The limiting factor my be physical such as temperature or light, or chemical such as a particular nutrient, or biological such as a competing species.
The limiting factor usually differs at different times and places.
Limiting factors are any factor that limits the growth of a community (as mentioned above) or maintenance of it’s current size, the usual examples given as availability of water, food, mating grounds.

Queequeg mentioned the environmental concerns, but limiting factors can be also from the species itself: overpopulation, competition for food, mating ground, etc.; or from other species (lack of prey, excess predators).

Some biologists now claim that there are built in genetic limiting factors, citing the fact that several mice species and bird species voluntarily cut down on their mating and/or clutch size when after they have a "census". They cite swarms of birds calling and flying around in mass heaps as examples of this census, though there is much debate as to whether or not this is the true evolutionary function.
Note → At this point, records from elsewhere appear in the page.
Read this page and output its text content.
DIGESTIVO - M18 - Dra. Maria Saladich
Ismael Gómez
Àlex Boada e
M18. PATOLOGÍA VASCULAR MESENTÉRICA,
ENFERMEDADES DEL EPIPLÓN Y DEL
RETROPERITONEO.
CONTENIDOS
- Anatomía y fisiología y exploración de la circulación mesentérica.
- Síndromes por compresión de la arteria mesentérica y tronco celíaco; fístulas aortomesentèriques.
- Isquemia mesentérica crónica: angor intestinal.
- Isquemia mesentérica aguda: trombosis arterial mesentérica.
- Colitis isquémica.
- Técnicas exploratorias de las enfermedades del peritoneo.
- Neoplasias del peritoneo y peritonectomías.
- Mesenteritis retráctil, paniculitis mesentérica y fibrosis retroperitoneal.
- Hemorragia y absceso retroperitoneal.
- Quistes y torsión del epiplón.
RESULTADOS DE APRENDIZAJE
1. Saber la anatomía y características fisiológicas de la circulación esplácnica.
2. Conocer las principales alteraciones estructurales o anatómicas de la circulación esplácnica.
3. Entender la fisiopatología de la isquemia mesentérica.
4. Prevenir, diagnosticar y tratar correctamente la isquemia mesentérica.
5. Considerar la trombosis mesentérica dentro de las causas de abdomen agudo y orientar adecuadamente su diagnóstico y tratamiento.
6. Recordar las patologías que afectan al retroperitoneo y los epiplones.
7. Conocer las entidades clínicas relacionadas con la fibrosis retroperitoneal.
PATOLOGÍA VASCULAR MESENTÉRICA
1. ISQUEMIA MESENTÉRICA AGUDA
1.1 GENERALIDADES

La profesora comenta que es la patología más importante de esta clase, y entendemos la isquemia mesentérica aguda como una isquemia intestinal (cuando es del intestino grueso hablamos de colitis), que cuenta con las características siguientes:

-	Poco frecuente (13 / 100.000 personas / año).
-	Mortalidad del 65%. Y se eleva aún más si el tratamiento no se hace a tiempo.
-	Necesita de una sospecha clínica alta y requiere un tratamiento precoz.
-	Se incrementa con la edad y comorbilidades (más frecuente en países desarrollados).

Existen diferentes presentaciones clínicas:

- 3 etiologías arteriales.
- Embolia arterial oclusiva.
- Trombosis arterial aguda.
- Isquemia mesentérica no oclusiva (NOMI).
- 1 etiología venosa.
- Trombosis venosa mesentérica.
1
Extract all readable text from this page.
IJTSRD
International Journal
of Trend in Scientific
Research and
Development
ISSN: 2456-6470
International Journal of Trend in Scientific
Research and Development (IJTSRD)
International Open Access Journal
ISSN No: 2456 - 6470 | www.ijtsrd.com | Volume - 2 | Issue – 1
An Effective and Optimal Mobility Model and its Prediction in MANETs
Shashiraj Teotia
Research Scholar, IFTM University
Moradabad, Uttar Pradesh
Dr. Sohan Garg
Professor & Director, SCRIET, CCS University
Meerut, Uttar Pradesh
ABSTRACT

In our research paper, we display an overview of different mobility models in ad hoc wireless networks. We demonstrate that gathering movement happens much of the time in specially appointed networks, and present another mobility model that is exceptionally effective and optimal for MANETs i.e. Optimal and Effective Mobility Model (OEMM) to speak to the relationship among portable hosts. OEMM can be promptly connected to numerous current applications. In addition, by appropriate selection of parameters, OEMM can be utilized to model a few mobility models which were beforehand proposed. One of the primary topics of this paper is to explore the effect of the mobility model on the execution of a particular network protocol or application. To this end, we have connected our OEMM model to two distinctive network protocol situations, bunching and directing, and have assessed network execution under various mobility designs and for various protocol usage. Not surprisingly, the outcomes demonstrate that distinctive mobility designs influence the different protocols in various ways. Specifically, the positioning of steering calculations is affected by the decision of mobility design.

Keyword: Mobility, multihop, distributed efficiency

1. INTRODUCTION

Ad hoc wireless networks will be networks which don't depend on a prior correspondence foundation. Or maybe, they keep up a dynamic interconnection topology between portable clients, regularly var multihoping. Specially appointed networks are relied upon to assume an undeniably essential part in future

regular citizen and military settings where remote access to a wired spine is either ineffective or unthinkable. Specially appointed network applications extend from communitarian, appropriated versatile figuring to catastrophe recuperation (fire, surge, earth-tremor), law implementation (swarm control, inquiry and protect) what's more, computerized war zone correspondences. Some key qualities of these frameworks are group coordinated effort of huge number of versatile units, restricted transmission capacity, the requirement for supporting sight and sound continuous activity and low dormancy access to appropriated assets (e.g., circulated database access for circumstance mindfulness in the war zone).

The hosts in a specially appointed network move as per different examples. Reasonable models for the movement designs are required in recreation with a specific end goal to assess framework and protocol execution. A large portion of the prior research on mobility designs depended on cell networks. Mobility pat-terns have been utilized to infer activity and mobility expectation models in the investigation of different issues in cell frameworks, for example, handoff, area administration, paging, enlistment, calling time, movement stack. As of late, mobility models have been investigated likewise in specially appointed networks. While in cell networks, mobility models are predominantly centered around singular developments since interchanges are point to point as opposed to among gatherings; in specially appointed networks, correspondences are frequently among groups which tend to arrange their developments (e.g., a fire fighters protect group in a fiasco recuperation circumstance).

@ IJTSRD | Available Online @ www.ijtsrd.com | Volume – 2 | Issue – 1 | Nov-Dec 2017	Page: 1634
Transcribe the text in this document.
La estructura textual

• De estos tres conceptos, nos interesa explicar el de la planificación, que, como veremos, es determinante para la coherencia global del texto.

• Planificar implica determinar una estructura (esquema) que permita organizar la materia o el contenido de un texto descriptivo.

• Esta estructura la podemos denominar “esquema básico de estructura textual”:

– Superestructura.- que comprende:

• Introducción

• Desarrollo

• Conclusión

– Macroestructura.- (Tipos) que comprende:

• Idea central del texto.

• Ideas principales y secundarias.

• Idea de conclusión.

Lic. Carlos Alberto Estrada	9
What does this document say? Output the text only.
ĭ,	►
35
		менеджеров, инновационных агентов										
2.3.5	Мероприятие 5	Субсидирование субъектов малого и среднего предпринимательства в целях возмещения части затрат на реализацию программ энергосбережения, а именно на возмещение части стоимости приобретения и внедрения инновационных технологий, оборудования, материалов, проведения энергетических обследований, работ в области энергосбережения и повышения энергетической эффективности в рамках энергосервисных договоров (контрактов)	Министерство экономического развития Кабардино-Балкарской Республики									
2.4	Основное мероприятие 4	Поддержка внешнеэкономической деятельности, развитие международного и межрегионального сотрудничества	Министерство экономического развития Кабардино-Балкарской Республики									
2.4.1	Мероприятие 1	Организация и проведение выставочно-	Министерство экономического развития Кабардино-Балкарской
It is important to note that mainstream biology, especially Richard Dawkins, rejects the idea that individuals sacrifice for the good of the group. Even if the built in limiting factor causes the individuals to have less offspring, the individuals probably derive a benefit that will pay off in the long term, rather than simply ensure species survival. (Possible benefits include a higher likely hood of the offspring they do have surviving, a greater amount of energy the parent can devote to the few offspring to better ensure their survival, etc.)